Wade must have did that while I was in Antarctica.

How do I get there?


----------



## jtstar (Nov 6, 2011)

it's been awhile since I have been there but there is a thread that will show you how to get there somewhere here on the forum


----------



## arcticsid (Nov 6, 2011)

I'd go there but you didn't post the thread.



lol


----------



## jtstar (Nov 6, 2011)

Ok I found it St. Allie has the link under her post under general chit chat


----------



## jtstar (Nov 6, 2011)

I had to go looking for it thats how long its been since I have used it


----------



## arcticsid (Nov 6, 2011)

What post. G has posted hundreds of threads. Do you know how to copy and post a link? Iys pretty easy?


----------



## jtstar (Nov 6, 2011)

Who took care of your moose when you went to the Antractic


----------



## jtstar (Nov 6, 2011)

Chatroom Link 

--------------------------------------------------------------------------------

A chatroom link is going to be added as a sticky in the chit chat forum for one month ONLY as a trial.

basic common sense applies..

this room is for quick replies to wine issues.

keep cussing to a minimum
nothing sexist or racist unless you want to be banned
no illegal conversation, 21years and over at all times
no drama
no bitching ( sorry for the cussing!)
no personal attacks ( if you don't like each other... take it to private, the rest of us don't care to witness it)

be mindful of your typing, not everyone interprets what you type as what you intended. ( please clarify the conversation before losing your temper).

Mods on this forum are NOT kindergarten teachers, if we ask you to take a break from the room, DO it!

Banning is not something we wish to do.

IF ...I have missed any other common sense rule..please pm me.

Management will review the chatroom as a permanent option after one month. Hopefully with everyones reasonable co-operation, we can make the chatroom a permanent feature of this forum.

http://client4.addonchat.com/chat.php?id=495506

Enjoy!


----------



## arcticsid (Nov 6, 2011)

They find their way. They are some incredibly resilient animals.

They dont hiibernate, but somehow they survive. The are some tough mofokng animals. Along with the raven and the Canadian Jay,

It will be 50 below and it is so cold the wind doesnt blow, but those three creatures will be out there.

Un believable!


----------



## jtstar (Nov 6, 2011)

Well I have to go get some jerky in the dehydrator so you have a great day and it's good to have you back on here


----------



## UglyBhamGuy (Nov 8, 2011)

Welcome back, Man.
You have been missed.


----------



## ffemt128 (Nov 8, 2011)

Welcome Back Troy. You've been missed.


----------



## winemaker_3352 (Nov 8, 2011)

Welcome back Troy!! Your posts have been missed!!


----------



## JohnT (Nov 8, 2011)

welcome back!


----------



## whine4wine (Nov 8, 2011)

Welcome back Troy! 

Did you really go to the Antarctic? That would have been awesome.

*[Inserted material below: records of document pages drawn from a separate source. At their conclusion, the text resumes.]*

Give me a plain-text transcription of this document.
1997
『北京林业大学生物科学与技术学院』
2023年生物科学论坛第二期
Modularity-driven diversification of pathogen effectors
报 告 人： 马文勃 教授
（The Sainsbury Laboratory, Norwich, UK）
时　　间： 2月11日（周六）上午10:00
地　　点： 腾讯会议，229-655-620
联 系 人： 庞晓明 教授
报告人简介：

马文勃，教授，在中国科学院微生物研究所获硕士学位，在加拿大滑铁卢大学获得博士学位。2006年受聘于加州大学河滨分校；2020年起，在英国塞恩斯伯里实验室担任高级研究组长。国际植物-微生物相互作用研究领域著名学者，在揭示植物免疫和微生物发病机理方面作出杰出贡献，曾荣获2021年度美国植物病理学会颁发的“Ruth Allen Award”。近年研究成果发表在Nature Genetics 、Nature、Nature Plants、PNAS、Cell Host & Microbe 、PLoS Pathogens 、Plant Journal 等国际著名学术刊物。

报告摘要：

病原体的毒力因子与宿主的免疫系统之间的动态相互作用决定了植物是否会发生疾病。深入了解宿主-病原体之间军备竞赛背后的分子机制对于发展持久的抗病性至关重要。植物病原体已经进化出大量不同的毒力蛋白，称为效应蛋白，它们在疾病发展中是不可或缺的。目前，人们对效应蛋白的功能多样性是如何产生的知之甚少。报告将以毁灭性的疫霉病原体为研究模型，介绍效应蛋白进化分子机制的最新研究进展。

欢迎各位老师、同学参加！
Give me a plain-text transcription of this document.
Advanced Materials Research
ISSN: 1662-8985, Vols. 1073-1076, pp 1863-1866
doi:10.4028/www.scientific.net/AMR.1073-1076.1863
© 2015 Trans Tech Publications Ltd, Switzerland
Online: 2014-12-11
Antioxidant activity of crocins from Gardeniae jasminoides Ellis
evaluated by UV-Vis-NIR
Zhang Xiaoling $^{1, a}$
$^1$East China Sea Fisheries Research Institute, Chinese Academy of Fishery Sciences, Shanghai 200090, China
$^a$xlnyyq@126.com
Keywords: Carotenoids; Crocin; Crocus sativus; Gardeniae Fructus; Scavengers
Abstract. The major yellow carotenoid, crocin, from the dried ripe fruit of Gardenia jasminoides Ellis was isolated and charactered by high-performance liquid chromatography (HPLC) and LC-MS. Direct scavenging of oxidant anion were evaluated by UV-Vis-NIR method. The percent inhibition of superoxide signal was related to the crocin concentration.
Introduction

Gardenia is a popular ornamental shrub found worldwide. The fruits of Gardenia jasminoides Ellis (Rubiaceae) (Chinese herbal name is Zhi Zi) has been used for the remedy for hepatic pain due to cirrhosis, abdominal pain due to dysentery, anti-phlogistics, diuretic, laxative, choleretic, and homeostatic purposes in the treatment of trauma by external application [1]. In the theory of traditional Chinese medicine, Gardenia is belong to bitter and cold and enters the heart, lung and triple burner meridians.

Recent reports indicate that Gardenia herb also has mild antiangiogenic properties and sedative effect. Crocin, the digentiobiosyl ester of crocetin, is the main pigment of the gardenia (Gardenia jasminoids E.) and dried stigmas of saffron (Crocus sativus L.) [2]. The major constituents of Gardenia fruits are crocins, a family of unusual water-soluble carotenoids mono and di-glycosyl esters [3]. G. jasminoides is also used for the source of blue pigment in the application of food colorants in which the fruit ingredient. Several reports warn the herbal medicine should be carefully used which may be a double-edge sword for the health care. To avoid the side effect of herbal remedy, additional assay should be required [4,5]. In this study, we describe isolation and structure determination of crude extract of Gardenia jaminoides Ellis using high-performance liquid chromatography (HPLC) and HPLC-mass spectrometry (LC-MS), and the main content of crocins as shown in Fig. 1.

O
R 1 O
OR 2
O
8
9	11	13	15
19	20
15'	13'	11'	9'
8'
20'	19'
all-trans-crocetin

But wouldn't it have been easier to go to the Arctic? You know, walk out the front door, turn North, walk 15 paces, and run into the North Pole.

You got snow up there in Alaska yet? None in Michigan, might get flurries this weekend.


----------



## tonyt (Nov 9, 2011)

Okay I'm in!
Welcome back Troy and I guess Leanne. It may take some time to get up to speed on your exploits but I will enjoy your posts.


----------



## mmadmikes1 (Nov 9, 2011)

How was Antarctica, feel like home? welcome back 
'o frozen one. I think this was all just a ploy for attention and it worked


----------



## arcticsid (Nov 10, 2011)

Thanks everyone. It is indeed good to be back. I am working again so may not be in as often as I am, or you, are used to but am looking forward to being around again. I really missed all of you during my absense.

As always...


----------



## mmadmikes1 (Nov 10, 2011)

You were gone????


----------



## Wade E (Nov 10, 2011)

Troy, did you just have a big storm up your way?


----------



## ffemt128 (Nov 10, 2011)

Wade E said:


> Troy, did you just have a big storm up your way?



I saw that all over the web today and wondered aout Troy. hope he faired well..


----------



## docanddeb (Nov 13, 2011)

Nice to meet the man I've heard so much about!!
And I thought I was up North!!

Debbie


----------



## arcticsid (Nov 30, 2011)

Hey Debbie. Just popped into this thread again. My Uncle has a place in Mt.Morris. A few years back I spent 3 years back in Milwaukee and would go up there almost everyweekend, that was the only tthing that kept me in that frickin city that long, but I made it back about 11 years ago. This winter will be my 33rd here. Can't believe sometimes I have been here that long. Central wisconsin is awesome, but I am afraid the Last Frontier has it beat.

Nice to meet you.


----------



## JohnT (Nov 30, 2011)

What? Space???


----------



## seth8530 (Dec 1, 2011)

awesum to see that you are back, its been a while.


----------



## docanddeb (Dec 1, 2011)

Mt Morris isn't too far away. My daughter was there a couple months ago running a race at the ski hill....

Debbie


----------



## arcticsid (Dec 1, 2011)

Mt Morris, and all the small communities in that area are just great. are just great! I enjoyed every single time I ever went up there. As you know there are lots of lakes too!!

My uncles place is right across from the park there, I sure liked being able to go out early and launch the boat.

He has offered me many times to come "home" and I could live there for free. He has a caretaker, but would change that. Hard for him to understand that I have been here too long. I CAN'T leave. I know too much! LMAO!


There is a part of my soul I dedicate to that area of Wisconsin and each day I pray for all of you who call that corner of the Earth your home. It is a great area and I have nothing bad to say about anyone I have ever interacted with up there.

*I hope you all continue to maintain the strong community you share.

God bless you all!


----------



## Runningwolf (Dec 1, 2011)

Ok I'll bite the bullet and ask! In Alaska is "Out of the Igloo" the same as the lower 48 saying "Out of the Closet"?


----------



## arcticsid (Dec 1, 2011)

That is a bear in sheeps clothing.

Bears think Moose are a delicacy!


----------